Metallothionein prevention of arsenic trioxide-induced cardiac cell death is associated with its inhibition of mitogen-activated protein kinases activation in vitro and in vivo

Abstract

Cardiotoxicity induced by arsenic trioxide has become a serious blockade of clinical applications of this effective anticancer agent. The general mechanism responsible for arsenic cardiotoxicity has been attributed to its induction of oxidative stress. Metallothionein (MT) has been extensively proven to be a potent endogenous antioxidant that protects heart against oxidative stress-induced cardiac damage. To investigate whether and how MT protects against arsenic cardiotoxicity, MT-overexpressing H9c2 (MT-H9c2) cardiac cells and transgenic (MT-TG) mice with their corresponding controls were exposed to the clinical relevant dose of arsenic trioxide. Cardiac cell apoptosis was detected by molecular indices, including the cleavage of caspase 3 and caspase 12, Bax/Bcl2 expression ratio, CHOP expression and/or confirmed by a terminal deoxynucleotidyl transferase-mediated dUTP nick end labeling assay. Arsenic trioxide dose- and time-dependently induced cardiac cell death in H9c2 cells with a significant activation of major MAPK subfamily members such as ERK1/2, JNK and p38, but not in MT-H9c2 cells. Importantly, the protective effect of MT on arsenic trioxide-induced apoptotic cell death was completely recaptured in the heart of MT-TG with a significant prevention of MAPKs activation.

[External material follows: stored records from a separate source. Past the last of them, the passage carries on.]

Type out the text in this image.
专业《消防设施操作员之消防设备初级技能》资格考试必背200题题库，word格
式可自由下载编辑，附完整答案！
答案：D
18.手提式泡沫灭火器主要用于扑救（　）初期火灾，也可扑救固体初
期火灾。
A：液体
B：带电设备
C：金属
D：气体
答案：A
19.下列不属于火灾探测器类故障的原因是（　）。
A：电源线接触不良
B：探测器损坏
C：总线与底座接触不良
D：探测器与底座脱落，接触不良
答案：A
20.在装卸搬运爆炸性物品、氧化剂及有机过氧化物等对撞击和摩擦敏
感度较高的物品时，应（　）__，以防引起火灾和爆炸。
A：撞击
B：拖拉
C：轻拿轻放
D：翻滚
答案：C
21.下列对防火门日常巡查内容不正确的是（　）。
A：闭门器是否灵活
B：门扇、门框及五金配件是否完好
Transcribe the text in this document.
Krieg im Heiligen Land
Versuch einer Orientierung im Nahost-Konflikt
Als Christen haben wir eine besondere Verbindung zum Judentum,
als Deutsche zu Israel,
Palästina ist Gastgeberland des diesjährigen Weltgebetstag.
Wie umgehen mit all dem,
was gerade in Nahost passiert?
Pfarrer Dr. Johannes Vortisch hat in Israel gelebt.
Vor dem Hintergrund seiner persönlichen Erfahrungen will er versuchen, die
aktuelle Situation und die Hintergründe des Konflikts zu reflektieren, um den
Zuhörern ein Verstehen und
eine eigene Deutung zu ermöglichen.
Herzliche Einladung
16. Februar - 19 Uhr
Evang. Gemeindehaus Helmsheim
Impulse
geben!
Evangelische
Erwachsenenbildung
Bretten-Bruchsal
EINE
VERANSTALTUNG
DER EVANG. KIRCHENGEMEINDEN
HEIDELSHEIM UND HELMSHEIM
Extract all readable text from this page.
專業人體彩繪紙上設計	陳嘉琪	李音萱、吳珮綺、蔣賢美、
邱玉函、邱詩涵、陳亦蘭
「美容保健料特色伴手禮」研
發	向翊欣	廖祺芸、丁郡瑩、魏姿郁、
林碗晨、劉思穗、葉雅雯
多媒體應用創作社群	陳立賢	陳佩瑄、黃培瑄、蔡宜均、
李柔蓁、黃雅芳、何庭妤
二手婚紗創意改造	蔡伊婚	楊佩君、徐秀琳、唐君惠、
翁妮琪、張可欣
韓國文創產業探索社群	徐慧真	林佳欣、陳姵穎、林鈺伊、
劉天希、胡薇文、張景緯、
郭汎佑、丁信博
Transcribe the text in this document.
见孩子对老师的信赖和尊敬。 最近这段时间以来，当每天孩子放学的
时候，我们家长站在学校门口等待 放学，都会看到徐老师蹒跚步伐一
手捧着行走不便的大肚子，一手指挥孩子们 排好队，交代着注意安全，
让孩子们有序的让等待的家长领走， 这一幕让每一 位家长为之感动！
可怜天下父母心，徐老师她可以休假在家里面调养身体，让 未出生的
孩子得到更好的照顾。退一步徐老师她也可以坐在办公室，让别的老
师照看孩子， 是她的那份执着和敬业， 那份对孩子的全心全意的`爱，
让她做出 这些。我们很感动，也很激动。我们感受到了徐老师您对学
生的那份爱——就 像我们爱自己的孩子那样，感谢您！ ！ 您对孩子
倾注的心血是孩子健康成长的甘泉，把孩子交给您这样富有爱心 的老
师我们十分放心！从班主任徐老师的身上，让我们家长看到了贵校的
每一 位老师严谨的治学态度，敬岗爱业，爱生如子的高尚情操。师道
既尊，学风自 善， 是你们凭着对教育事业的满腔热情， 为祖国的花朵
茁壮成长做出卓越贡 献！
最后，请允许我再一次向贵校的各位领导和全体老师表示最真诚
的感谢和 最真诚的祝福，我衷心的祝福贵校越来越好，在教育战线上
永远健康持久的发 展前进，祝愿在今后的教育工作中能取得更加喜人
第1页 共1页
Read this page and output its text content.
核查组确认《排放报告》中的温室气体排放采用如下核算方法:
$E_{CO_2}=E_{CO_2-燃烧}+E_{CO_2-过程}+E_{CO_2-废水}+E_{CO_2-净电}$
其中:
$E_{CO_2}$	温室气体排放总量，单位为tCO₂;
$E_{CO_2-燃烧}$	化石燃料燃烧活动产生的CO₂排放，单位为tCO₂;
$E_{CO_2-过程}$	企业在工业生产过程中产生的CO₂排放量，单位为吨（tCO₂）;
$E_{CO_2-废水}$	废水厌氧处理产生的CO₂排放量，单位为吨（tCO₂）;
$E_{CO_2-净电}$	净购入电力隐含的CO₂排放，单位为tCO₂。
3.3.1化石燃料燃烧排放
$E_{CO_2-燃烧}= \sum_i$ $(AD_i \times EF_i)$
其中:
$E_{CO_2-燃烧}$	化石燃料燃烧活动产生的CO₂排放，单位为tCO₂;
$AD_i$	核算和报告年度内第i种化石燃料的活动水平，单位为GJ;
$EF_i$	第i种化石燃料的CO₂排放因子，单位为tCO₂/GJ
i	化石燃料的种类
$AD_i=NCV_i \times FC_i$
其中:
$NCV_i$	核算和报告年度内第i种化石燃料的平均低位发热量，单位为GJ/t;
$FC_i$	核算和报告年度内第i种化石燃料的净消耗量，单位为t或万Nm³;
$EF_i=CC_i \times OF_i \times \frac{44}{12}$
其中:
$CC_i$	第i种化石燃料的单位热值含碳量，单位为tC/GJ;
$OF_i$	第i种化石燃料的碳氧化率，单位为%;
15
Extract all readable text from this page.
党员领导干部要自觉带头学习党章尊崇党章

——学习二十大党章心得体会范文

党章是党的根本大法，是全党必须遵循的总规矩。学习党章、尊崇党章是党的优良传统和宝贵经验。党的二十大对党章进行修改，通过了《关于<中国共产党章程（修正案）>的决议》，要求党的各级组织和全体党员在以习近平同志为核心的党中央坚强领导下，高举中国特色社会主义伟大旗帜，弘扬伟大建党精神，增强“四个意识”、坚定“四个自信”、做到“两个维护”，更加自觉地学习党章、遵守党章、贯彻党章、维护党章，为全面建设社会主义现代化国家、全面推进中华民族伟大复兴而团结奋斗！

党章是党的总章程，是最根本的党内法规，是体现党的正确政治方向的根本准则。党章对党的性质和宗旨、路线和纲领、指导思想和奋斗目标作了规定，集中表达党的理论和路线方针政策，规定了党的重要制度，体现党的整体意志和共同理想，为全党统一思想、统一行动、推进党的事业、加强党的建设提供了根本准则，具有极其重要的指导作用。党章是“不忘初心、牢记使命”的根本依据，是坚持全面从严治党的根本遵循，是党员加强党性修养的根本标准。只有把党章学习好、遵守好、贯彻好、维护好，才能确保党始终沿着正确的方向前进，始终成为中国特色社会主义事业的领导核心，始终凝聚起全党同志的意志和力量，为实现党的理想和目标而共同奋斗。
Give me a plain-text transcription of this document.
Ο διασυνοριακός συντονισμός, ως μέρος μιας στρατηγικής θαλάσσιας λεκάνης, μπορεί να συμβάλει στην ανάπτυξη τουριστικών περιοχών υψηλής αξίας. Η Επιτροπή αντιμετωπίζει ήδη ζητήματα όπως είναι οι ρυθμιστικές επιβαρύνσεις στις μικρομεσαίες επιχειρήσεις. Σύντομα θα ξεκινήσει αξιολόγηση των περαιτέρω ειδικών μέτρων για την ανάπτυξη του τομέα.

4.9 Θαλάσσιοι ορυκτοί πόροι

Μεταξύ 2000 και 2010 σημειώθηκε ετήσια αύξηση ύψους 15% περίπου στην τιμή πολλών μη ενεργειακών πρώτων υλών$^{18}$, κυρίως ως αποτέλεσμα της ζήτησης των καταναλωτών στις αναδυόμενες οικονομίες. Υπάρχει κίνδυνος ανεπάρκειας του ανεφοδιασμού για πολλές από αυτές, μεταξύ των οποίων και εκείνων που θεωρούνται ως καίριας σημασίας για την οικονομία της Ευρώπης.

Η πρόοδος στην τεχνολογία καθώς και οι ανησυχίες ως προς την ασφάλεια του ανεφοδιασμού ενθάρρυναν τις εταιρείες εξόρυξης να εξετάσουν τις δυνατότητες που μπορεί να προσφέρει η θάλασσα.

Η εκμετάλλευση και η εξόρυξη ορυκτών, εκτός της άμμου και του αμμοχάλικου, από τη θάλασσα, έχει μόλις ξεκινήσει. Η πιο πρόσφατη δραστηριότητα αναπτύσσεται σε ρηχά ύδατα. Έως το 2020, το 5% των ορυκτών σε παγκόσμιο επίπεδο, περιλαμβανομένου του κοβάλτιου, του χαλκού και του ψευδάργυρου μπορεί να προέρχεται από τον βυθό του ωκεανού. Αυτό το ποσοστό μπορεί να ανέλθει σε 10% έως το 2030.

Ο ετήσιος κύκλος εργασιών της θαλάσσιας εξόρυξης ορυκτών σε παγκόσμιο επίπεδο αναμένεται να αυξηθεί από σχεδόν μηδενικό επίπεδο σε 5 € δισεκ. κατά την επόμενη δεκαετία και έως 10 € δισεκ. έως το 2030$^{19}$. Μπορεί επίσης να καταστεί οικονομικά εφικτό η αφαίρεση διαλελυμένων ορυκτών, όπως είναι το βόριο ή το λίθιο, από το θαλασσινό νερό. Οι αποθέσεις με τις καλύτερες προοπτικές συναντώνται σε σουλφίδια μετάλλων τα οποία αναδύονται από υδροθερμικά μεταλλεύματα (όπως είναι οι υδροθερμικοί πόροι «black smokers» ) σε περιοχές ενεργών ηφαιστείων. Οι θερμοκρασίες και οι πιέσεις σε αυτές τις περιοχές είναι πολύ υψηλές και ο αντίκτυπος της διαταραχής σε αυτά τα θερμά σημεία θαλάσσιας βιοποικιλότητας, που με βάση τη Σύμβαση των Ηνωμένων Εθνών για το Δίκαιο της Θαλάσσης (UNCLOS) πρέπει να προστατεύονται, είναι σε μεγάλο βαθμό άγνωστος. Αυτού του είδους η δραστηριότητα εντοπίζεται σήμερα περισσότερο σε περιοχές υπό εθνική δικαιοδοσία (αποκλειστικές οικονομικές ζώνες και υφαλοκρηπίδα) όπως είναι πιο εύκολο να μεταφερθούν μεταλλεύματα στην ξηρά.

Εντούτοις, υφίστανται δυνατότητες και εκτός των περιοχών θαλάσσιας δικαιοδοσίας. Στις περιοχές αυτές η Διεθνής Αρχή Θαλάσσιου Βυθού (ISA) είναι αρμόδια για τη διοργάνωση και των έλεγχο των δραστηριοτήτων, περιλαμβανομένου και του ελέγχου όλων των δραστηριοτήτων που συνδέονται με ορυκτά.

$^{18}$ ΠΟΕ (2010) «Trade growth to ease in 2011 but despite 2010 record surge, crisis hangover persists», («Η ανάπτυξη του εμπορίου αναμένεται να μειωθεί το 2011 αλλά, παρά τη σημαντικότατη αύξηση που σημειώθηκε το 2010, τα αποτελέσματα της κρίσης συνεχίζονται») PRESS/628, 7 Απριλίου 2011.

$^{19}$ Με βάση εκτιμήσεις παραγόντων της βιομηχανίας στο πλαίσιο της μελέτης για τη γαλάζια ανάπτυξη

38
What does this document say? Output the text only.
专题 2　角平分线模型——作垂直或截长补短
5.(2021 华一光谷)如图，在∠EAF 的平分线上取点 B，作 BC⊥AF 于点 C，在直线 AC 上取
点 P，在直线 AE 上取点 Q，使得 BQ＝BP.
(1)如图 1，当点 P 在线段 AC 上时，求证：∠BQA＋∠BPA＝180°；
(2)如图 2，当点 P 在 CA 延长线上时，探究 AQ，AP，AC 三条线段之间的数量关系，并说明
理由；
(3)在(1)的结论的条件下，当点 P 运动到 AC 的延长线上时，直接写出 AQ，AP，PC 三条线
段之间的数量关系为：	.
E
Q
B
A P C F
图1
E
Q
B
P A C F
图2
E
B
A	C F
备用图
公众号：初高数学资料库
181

These results indicate that arsenic trioxide-upregulated MAPKs might play important role in arsenic trioxide-induced apoptotic cell death in cardiac cells both in vivo and in vitro, and MT's suppression of arsenic trioxide apoptotic effect was associated with the inhibition of MAPK activation. Therefore, selective elevation of cardiac MT levels with pharmacological approaches may be a potential strategy for the prevention of arsenic cardiotoxicity.